赦される対象は私ですが、赦す主体はどういう心でしょうか。
対象には分かり切れない心を抱えながら赦そうとしておられるのでしょうか。
私は赦されるかもしれないが、私は誰かを赦そうとしているのだろうか。
私もこれまでに赦せない人がおり、赦せないことがある。
それはどうすべきだろうか。
「The Abel-Times」の記事「許しと悔い改めの真の源」を読みながら、今更のように自らを振り返りました。
☆☆☆
1999年4月20日、コロラド州コロンバイン高校で2人の生徒が銃と手製爆弾を校内に持ちこみ、教諭1人と12人の生徒を射殺、28名を負傷させ、犯人はその場で、自殺するという大事件が発生しました。
その時に亡くなった生徒の1人、レイチェル・スコットの父親、ダレル・スコット氏の体験談があります。
彼は自分の愛娘を射殺した生徒を、到底赦すことはできませんでした。
親の心としては、当然です。
しかし彼は、娘のベッドの中に、娘が残したメモを見つけたのです。
そこには、「愛とは何か」という「愛の定義」が記されていました。
それによると、愛する行為の第一が、
「赦す」
ということだったのです。
なぜかしら、レイチェルは死の1ヶ月前にそのメモを書いていたのです。
スコット氏は苦悩しながらも、娘の遺志として「赦す」という(おそらく最も困難な)道を選択しようと決意しました。
もちろん、その後、本当に赦せるまでに、何度も壁にぶち当たりました。
「赦す」ということは、人間的な意志だけでできることではなかったのでしょう。
彼が「赦そう」と身悶えする過程の中に、神様の霊が臨在されるのを感じるようになったとき、「赦し」が自分の中で揺るぎのないものになっていったというのです。
2002年8月、スコット氏は下院司法委員会の公聴会に招かれ、そこでスピーチをしました。
その時、誰もが、
「彼はきっと銃の存在に憎しみをぶつけ、NRA(全米ライフル協会)を非難するだろう」
と思っていたでしょう。
ところが彼のスピーチは、まったくおおよその予想を裏切るものだったのです。
「人類最初の暴力はカインがアべルを殺したことに始まります。
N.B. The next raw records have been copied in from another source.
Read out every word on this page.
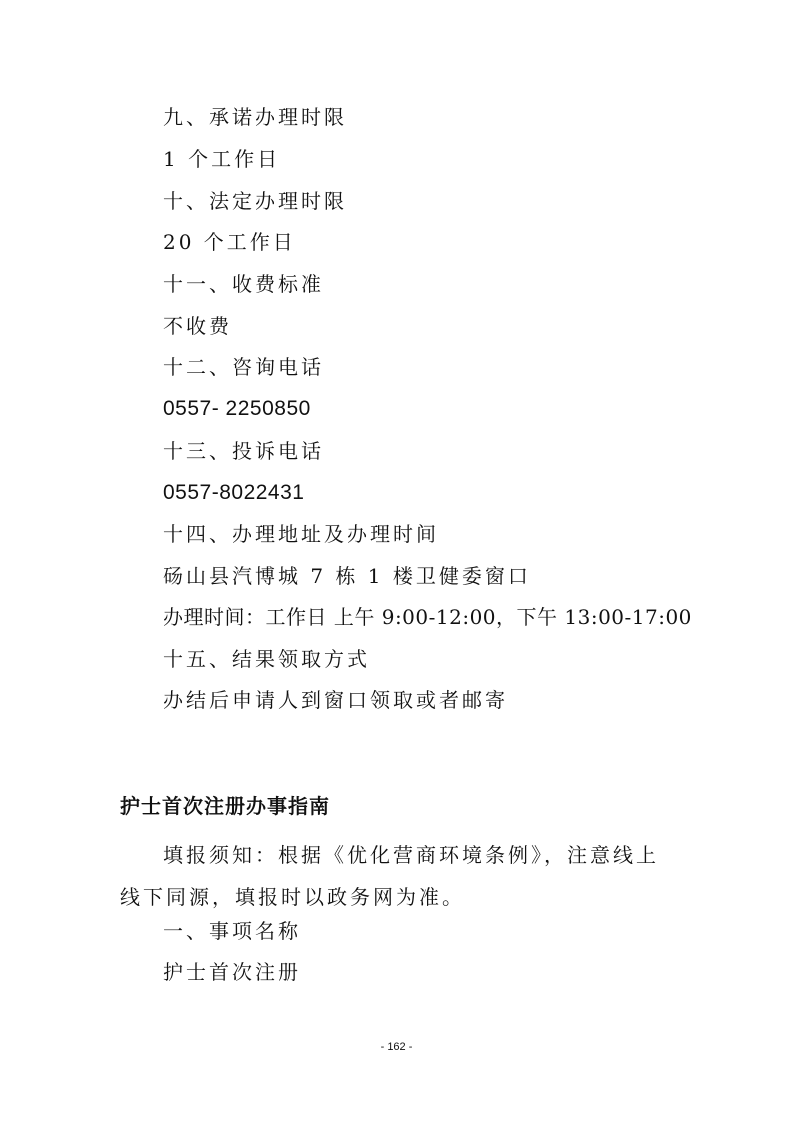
九、承诺办理时限
1 个工作日
十、法定办理时限
20 个工作日
十一、收费标准
不收费
十二、咨询电话
0557- 2250850
十三、投诉电话
0557-8022431
十四、办理地址及办理时间
砀山县汽博城 7 栋 1 楼卫健委窗口
办理时间：工作日 上午 9:00-12:00，下午 13:00-17:00
十五、结果领取方式
办结后申请人到窗口领取或者邮寄
护士首次注册办事指南
填报须知：根据《优化营商环境条例》，注意线上线下同源，填报时以政务网为准。
一、事项名称
护士首次注册
- 162 -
悪いのは、カインが使った『棍棒』ではありません。カインが犯人であり、彼の心の中にその罪がありました」
「わが国に、いったい何が起きたというのですか。我々は神を愛することを拒否し、憎しみと暴力の扉を開けてしまったのです。
そしてコロンバインの悲劇が起こったのです。政治家はすぐにNRA(全米ライフル協会)を攻撃します。また個人の自由を制限する法律を作ろうとします。我々にそんな法律は必要ありません」
「コロンバイン高校で、学生たちが捧げた多くの祈りを、無駄にさせないでください。神から与えられた神と交流するする権利を否定するような、神聖なるものを軽視するような法律を持ったままで、新たな千年紀に突入しないでください。
NRA(全米ライフル協会)を攻撃している人たちよ、 私はあなたがたに、心から挑戦をします」
☆☆☆
私たちは、何か良からぬ事件が起き、不幸が襲ってくれば、
「あの人が悪い、あのシステムがおかしい」
と考えがちです。
しかしスコット氏は、
「棍棒が悪いのではない。それを使ったカインの心を直すしかないのだ」
と言ったのです。
どのように直すのでしょうか。
棍棒を振るってしまったカインを「赦す」しかない。
そして、彼のために「祈る」。
それが「基元節聖酒」。
棍棒を振るってしまった我々を「赦し」、「祈って」くださる。
私はどうすべきだろうか。
誰を「赦し」、誰のために「祈る」か。